It’s all going through a kind of evaporation: the moisture in the air, the colors in my face; the snow pack, the sensible world; the distance from my apartment to the bus stop to the office and back. The days are kept in stasis by a fire line of loss and assumption.
When the sun goes down, raccoons come out from the alleys and cross the streets in pairs like lovers rushing home. In the end what’s left of the buildings will make a city of sundials.
I woke up this morning and thought about my grandmother and cried for a long time. I’m not sure why, exactly. When I stopped, my ears were ringing. I was remembering some things she told me: cut your hair when it becomes shapeless, consider taking glucosamine for your joints, find something you want to do and do it, like your distant cousin, the highway engineer. I was remembering her face which is dissimilar to all other human faces I have yet seen, in the way that it seemed made out of glass, and the way that she always seemed to be standing somewhere far away, very high up.
It’s cold again, so I stay inside. I stay in a room with a space heater in order to keep the thermostat a few degrees lower. I hope this will save me some money. The pleasure I get from this, like everything else I get or do not get, is inexplicable in geologic time. My apartment has its own motivations and gathers a bolus of disutility. Sink full of cold bowls, blue beds in two rooms. Like emanations from a haunted forest on the outskirts of a city.
The light outside is orange all winter long but soon it will be a bright, bright white. The orange is obsolete now and we are told the white light will save us millions. Millions saved for those now living. The slanted ledger, the shifting exchange somehow balances out each day. The snow melts on my window, the furnace burns the passing hour, here where there’s room and time for two. The winnowing is just a semblance of a winnowing. Look east before dawn and you can see four planets in a glance.
The briefest look around this city reveals much that will not be explained, it’s no use wondering, why is there a bale of wire wrapped around this railing, why is there haystraw in this urinal, why is there a queen mattress at the bus stop, why is that person over there crying. Every night I come home and put my bike on my shoulder and carry it up the stairs to my apartment. What is the opposite of mindfulness? I change my clothes in the kitchen some times. I keep the radio on to break the silence. If a utility bill has arrived I am happy because those in particular I can handle masterfully.

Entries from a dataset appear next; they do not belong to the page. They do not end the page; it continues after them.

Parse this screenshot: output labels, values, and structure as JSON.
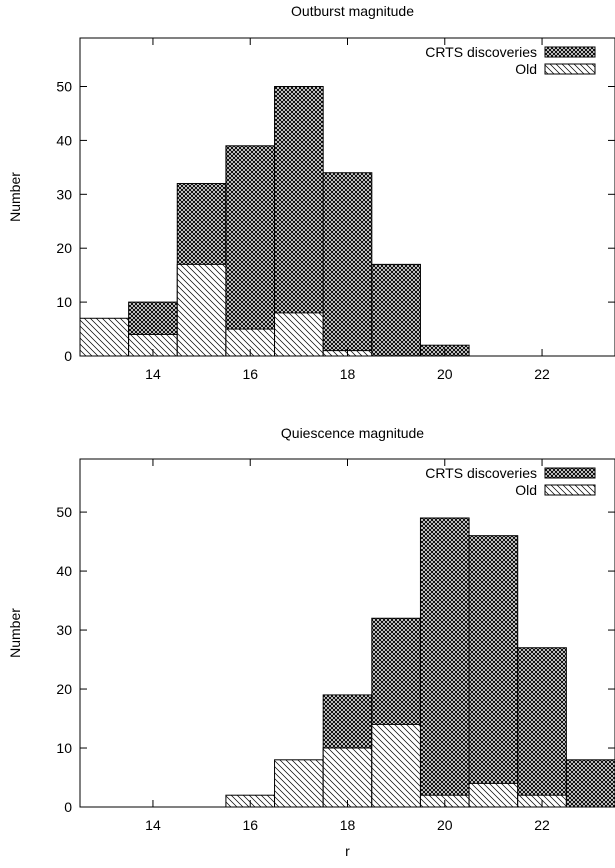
{
  "chart_data": [
    {
      "type": "bar",
      "stacked": true,
      "title": "Outburst magnitude",
      "xlabel": "",
      "ylabel": "Number",
      "xlim": [
        12.5,
        23.5
      ],
      "ylim": [
        0,
        59
      ],
      "xticks": [
        "14",
        "16",
        "18",
        "20",
        "22"
      ],
      "yticks": [
        "0",
        "10",
        "20",
        "30",
        "40",
        "50"
      ],
      "bin_centers": [
        13,
        14,
        15,
        16,
        17,
        18,
        19,
        20
      ],
      "series": [
        {
          "name": "Old",
          "values": [
            7,
            4,
            17,
            5,
            8,
            1,
            0,
            0
          ]
        },
        {
          "name": "CRTS discoveries",
          "values": [
            0,
            10,
            32,
            39,
            50,
            34,
            17,
            2
          ]
        }
      ],
      "legend": [
        "CRTS discoveries",
        "Old"
      ],
      "legend_position": "top-right"
    },
    {
      "type": "bar",
      "stacked": true,
      "title": "Quiescence magnitude",
      "xlabel": "r",
      "ylabel": "Number",
      "xlim": [
        12.5,
        23.5
      ],
      "ylim": [
        0,
        59
      ],
      "xticks": [
        "14",
        "16",
        "18",
        "20",
        "22"
      ],
      "yticks": [
        "0",
        "10",
        "20",
        "30",
        "40",
        "50"
      ],
      "bin_centers": [
        16,
        17,
        18,
        19,
        20,
        21,
        22,
        23
      ],
      "series": [
        {
          "name": "Old",
          "values": [
            2,
            8,
            10,
            14,
            2,
            4,
            2,
            0
          ]
        },
        {
          "name": "CRTS discoveries",
          "values": [
            0,
            0,
            19,
            32,
            49,
            46,
            27,
            8
          ]
        }
      ],
      "legend": [
        "CRTS discoveries",
        "Old"
      ],
      "legend_position": "top-right"
    }
  ]
}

There is a man at my office whose job it is to stand and say “good morning!” loudly into the middle distance as people are coming to work. Also into the middle distance he comments on the news of the day. “They shot up another school? That’s crazy.” Imagine the phone is not there and you have a drowsy species of animal drawn forward by the back of its hand. Imagine the people are not there and you have a slow procession of black mirrors touring the business districts and coming home to rest on the bedside table.
I’m in New York City saying to myself, have a good time why not big city no problem. No need to be burrowing deep on into ruminations walking around with such a pocket full of money. So I’m walking around outside, I walk to the park. There’s a concession stand so I go up there to get myself a treat but when I give the lady the money she says something like gammin nya even, so I say what. Gyam nammin yah even, she says again but more clearly this time. I say what? My name? It’s Tyler I say but that’s not the right thing. So the lady starts laughing, she turns and rolls her eyes at her coworker who is also laughing, and so I take my receipt to go and wait for my treat by the other window. It’s a milkshake.
A recalcitrant labradoodle stands to my left, maybe the fifteenth I’ve seen today. It’s standing strong against its leash denying its owner the chance to walk away from this milkshake stand though he has already gotten his treat. This city stuff isn’t for me, I say to myself. I wish I were back in Tuskaloosey my home. They have different kinds of dogs than these labradoodles walking around everywhere. They talk in the English language so I could understand. Crack me open now and you will hear a sound like ngrakkkk like a big egg. Some day soon I may think that gyam nammin yah even, that sounds something like are you having a good evening, but no, no, not today.